Either side may ask discovery for pertinent information on the case. See Texas Rules of Civil Procedure 192.3 et seq:
"In general, a party may obtain discovery regarding any matter that is not
privileged and is relevant to the subject matter of the pending action, whether it relates to the
claim or defense of the party seeking discovery or the claim or defense of any other party.
It is not a ground for objection that the information sought will be inadmissible at trial if the
information sought appears reasonably calculated to lead to the discovery of admissible evidence."
Especially see 192.4 et seq about limitations as well.
So if they are asking something that is not pertinent, one can object, saying something akin to:
"Answer: Objection, request for interrogatory is outside the scope of discovery as defined by Texas Rules of Civil Procedure 192.3 et seq."
Then, it is up to them to challenge that objection with a Motion to Compel, and then the Court decides, if they do.
Gentle Reminder: Please, use REPLY or SEND button to keep chatting, or RATE POSITIVELY and SUBMIT your rating when we are finished. You may always ask follow ups at no charge after rating.

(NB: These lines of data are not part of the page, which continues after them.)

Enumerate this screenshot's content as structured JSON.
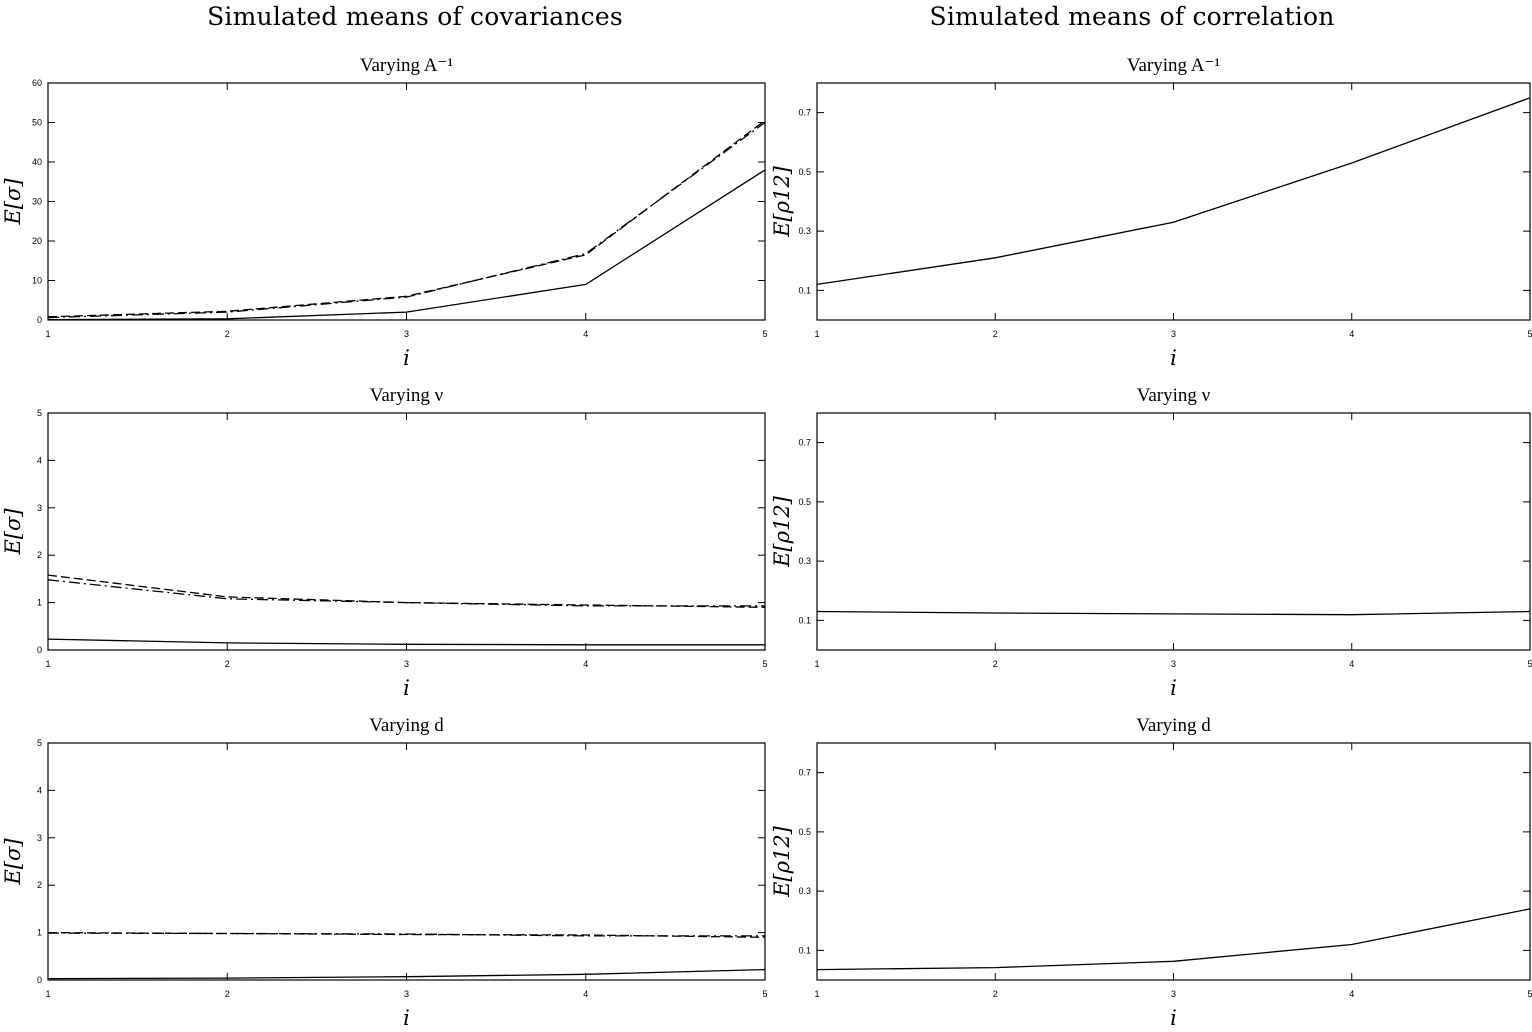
{
  "titles": {
    "left": "Simulated means of covariances",
    "right": "Simulated means of correlation"
  },
  "chart_data": [
    {
      "type": "line",
      "title": "Varying A⁻¹",
      "xlabel": "i",
      "ylabel": "E[σ]",
      "x": [
        1,
        2,
        3,
        4,
        5
      ],
      "xlim": [
        1,
        5
      ],
      "ylim": [
        0,
        60
      ],
      "yticks": [
        0,
        10,
        20,
        30,
        40,
        50,
        60
      ],
      "grid": false,
      "series": [
        {
          "style": "solid",
          "values": [
            0.1,
            0.3,
            2.0,
            9.0,
            38.0
          ]
        },
        {
          "style": "dashed",
          "values": [
            0.8,
            2.2,
            6.0,
            16.5,
            50.5
          ]
        },
        {
          "style": "dashdot",
          "values": [
            0.6,
            2.0,
            5.8,
            16.8,
            50.0
          ]
        }
      ]
    },
    {
      "type": "line",
      "title": "Varying A⁻¹",
      "xlabel": "i",
      "ylabel": "E[ρ12]",
      "x": [
        1,
        2,
        3,
        4,
        5
      ],
      "xlim": [
        1,
        5
      ],
      "ylim": [
        0,
        0.8
      ],
      "yticks": [
        0.1,
        0.3,
        0.5,
        0.7
      ],
      "grid": false,
      "series": [
        {
          "style": "solid",
          "values": [
            0.12,
            0.21,
            0.33,
            0.53,
            0.75
          ]
        }
      ]
    },
    {
      "type": "line",
      "title": "Varying ν",
      "xlabel": "i",
      "ylabel": "E[σ]",
      "x": [
        1,
        2,
        3,
        4,
        5
      ],
      "xlim": [
        1,
        5
      ],
      "ylim": [
        0,
        5
      ],
      "yticks": [
        0,
        1,
        2,
        3,
        4,
        5
      ],
      "grid": false,
      "series": [
        {
          "style": "solid",
          "values": [
            0.23,
            0.15,
            0.12,
            0.11,
            0.11
          ]
        },
        {
          "style": "dashed",
          "values": [
            1.58,
            1.12,
            1.0,
            0.95,
            0.9
          ]
        },
        {
          "style": "dashdot",
          "values": [
            1.48,
            1.08,
            1.0,
            0.93,
            0.93
          ]
        }
      ]
    },
    {
      "type": "line",
      "title": "Varying ν",
      "xlabel": "i",
      "ylabel": "E[ρ12]",
      "x": [
        1,
        2,
        3,
        4,
        5
      ],
      "xlim": [
        1,
        5
      ],
      "ylim": [
        0,
        0.8
      ],
      "yticks": [
        0.1,
        0.3,
        0.5,
        0.7
      ],
      "grid": false,
      "series": [
        {
          "style": "solid",
          "values": [
            0.13,
            0.125,
            0.122,
            0.119,
            0.13
          ]
        }
      ]
    },
    {
      "type": "line",
      "title": "Varying d",
      "xlabel": "i",
      "ylabel": "E[σ]",
      "x": [
        1,
        2,
        3,
        4,
        5
      ],
      "xlim": [
        1,
        5
      ],
      "ylim": [
        0,
        5
      ],
      "yticks": [
        0,
        1,
        2,
        3,
        4,
        5
      ],
      "grid": false,
      "series": [
        {
          "style": "solid",
          "values": [
            0.03,
            0.04,
            0.07,
            0.12,
            0.22
          ]
        },
        {
          "style": "dashed",
          "values": [
            1.0,
            0.98,
            0.96,
            0.95,
            0.9
          ]
        },
        {
          "style": "dashdot",
          "values": [
            0.99,
            0.98,
            0.97,
            0.93,
            0.93
          ]
        }
      ]
    },
    {
      "type": "line",
      "title": "Varying d",
      "xlabel": "i",
      "ylabel": "E[ρ12]",
      "x": [
        1,
        2,
        3,
        4,
        5
      ],
      "xlim": [
        1,
        5
      ],
      "ylim": [
        0,
        0.8
      ],
      "yticks": [
        0.1,
        0.3,
        0.5,
        0.7
      ],
      "grid": false,
      "series": [
        {
          "style": "solid",
          "values": [
            0.035,
            0.042,
            0.063,
            0.12,
            0.24
          ]
        }
      ]
    }
  ]
}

Customer: replied 11 months ago.
I agree with what you state, however, I am not too worried about the inspection report and that the judge denied my request for documentation. Since the inspection report was not part of the sales contract, merely sending the inspection report to my realtor does not constitute disclosure, or does it? (I do not think it does.)
What I am asking is based on the interrogatories above (which I believe the attorney will use for her defense) how would you argue this matter for the seller?
What I am trying to do is understand what are the potential pitfalls I should be aware of when I face him at trial?
In the seller's attorney's Answer, he stated the house was inspected 3 times, 2 by me, once by her (I have no idea who these other 2 inspectors were, the foundation was inspected, and that maybe what he states as inspectors) and the house is "AS IS".
So to argue from the seller's attorney's perspective, how would you argue the house was AS IS, or I knew of these defects before I bought the house or what might he say or state? (Understand I am pro se and he is an attorney.) I do not want to get blind sided by something and lose on some technical point or rule that I should have known about.Also, what is the legal definition of "AS IS" as it pertains to a residential sale contract? What law defines this?
Expert:  Ely replied 11 months ago.
My apologies, but I have to step away. I am going to opt out and open this up for other experts so you can get a quicker answer.
Customer: replied 11 months ago.
Its ok with me if you need more time.
Customer: replied 11 months ago.
Or let me know if you wish me to start a new thread and request you.